HITRUST Readiness Services
HITRUST is the Health Information Trust Alliance, a collaboration with healthcare, technology and information security leaders. They have established the Common Security Framework (CSF) that can be used by all organizations that create, access, store or exchange sensitive and/or regulated data such as PHI (protected health information). The CSF includes a prescriptive set of controls that seek to harmonize the requirements of multiple regulations and standards, and has a set of increasing requirements depending on the size of the organization. The HITRUST CSF brings a universal framework that fully integrates HIPAA Security Rule requirements with the standards of ISO, NIST and many other federal and state requirements.

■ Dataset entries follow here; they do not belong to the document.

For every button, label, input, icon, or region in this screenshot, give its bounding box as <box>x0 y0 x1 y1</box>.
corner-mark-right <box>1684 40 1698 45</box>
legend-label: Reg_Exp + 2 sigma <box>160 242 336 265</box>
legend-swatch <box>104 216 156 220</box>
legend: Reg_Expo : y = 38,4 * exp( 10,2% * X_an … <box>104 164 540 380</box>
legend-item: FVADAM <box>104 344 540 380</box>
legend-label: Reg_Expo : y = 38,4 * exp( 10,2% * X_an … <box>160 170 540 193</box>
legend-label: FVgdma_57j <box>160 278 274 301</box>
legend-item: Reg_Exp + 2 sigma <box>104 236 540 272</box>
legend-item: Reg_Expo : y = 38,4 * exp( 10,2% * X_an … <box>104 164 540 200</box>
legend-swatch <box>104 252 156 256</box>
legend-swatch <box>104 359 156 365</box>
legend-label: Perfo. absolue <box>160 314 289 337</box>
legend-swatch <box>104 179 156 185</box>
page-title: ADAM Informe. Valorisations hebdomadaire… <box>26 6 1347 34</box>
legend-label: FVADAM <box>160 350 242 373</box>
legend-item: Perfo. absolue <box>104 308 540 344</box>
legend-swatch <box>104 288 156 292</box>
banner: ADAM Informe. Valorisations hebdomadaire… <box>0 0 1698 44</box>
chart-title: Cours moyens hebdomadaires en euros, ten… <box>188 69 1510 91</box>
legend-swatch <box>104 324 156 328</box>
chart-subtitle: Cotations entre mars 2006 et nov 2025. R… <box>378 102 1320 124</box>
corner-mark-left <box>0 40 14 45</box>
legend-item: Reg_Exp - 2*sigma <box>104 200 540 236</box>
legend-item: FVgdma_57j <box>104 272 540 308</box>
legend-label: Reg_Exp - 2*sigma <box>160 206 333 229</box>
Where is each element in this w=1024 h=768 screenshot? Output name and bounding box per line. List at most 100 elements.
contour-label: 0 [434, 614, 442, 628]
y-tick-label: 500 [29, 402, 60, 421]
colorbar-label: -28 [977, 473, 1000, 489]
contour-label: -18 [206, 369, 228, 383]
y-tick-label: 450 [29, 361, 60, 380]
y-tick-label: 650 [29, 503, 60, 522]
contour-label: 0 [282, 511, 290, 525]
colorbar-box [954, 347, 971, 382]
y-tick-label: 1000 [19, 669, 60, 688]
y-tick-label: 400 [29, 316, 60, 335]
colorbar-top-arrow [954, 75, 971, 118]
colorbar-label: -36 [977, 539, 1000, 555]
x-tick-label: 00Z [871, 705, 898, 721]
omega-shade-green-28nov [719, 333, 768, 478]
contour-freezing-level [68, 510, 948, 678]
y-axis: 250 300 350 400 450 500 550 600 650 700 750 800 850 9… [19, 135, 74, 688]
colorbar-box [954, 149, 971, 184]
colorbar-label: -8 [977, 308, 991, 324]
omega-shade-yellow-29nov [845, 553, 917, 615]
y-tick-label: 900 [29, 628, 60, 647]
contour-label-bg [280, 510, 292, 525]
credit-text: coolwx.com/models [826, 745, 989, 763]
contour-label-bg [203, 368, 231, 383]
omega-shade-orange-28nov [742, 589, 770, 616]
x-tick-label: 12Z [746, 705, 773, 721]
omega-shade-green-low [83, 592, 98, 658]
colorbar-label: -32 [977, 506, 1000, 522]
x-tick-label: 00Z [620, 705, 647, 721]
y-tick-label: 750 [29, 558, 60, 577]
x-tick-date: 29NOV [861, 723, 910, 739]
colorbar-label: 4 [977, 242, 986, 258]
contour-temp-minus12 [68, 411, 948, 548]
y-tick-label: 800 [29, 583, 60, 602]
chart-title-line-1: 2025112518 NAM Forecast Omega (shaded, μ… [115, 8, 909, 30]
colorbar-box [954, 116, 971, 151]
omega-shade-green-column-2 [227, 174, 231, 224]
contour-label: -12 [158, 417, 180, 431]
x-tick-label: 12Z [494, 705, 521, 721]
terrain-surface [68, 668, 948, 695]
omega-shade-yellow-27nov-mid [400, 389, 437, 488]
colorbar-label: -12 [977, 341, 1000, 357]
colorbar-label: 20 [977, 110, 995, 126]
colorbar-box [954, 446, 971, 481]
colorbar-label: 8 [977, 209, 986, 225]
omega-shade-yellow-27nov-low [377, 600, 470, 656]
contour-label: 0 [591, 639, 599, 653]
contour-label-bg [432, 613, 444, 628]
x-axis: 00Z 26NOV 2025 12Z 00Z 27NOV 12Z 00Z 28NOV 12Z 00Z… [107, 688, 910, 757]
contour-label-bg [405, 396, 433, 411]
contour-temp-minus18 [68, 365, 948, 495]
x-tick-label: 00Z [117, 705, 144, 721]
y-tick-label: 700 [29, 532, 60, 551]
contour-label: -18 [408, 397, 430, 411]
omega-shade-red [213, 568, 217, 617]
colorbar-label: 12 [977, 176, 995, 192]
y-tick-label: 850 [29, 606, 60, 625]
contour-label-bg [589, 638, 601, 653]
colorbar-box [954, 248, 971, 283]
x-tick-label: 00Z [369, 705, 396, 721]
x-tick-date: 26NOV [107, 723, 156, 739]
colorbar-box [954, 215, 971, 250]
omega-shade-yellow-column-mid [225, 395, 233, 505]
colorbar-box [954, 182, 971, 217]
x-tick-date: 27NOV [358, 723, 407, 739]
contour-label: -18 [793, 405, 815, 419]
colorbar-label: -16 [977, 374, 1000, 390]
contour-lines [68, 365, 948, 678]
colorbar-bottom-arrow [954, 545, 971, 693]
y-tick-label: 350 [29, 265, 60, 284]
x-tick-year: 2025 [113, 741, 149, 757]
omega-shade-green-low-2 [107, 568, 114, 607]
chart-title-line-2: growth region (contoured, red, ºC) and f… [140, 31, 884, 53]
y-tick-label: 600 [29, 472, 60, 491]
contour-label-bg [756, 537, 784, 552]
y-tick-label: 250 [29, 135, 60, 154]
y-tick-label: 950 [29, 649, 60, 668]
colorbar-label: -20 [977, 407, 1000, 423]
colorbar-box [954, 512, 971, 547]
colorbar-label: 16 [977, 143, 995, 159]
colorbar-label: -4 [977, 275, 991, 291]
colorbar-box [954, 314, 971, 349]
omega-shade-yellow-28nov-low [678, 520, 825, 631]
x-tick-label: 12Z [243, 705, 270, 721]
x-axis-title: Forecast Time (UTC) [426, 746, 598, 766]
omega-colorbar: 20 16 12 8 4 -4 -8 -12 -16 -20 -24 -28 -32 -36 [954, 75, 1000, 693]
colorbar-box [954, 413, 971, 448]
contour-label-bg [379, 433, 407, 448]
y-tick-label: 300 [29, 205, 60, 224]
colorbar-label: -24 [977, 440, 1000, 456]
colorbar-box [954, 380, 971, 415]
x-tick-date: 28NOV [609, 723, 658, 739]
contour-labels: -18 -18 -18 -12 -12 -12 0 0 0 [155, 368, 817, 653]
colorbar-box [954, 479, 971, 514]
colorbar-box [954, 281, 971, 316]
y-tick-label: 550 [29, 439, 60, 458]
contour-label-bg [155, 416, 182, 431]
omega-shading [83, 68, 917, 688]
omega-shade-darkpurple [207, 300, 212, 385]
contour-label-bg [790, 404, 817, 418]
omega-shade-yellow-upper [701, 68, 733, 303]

The HITRUST CSF combines several frameworks and standards, including ISO/IEC 27002:2013, NIST SP 800-53, PCI-DSS v3, NIST CSF, and others. HITRUST also has their MyCSF tool, a GCR tool that allows organizations to upload and self-assess their compliance with the HITRUST CSF as they work toward HITRUST certification.
Our services for HITRUST CSF
We can assist with HITRUST certification by providing services for HITRUST readiness including:
- Review and scope of systems and processes, including systems, infrastructure and applications.
- Findings report including feedback and recommendations for improvements.
- Creation of Policies and Procedures.
- Assisting with reports to be submitted.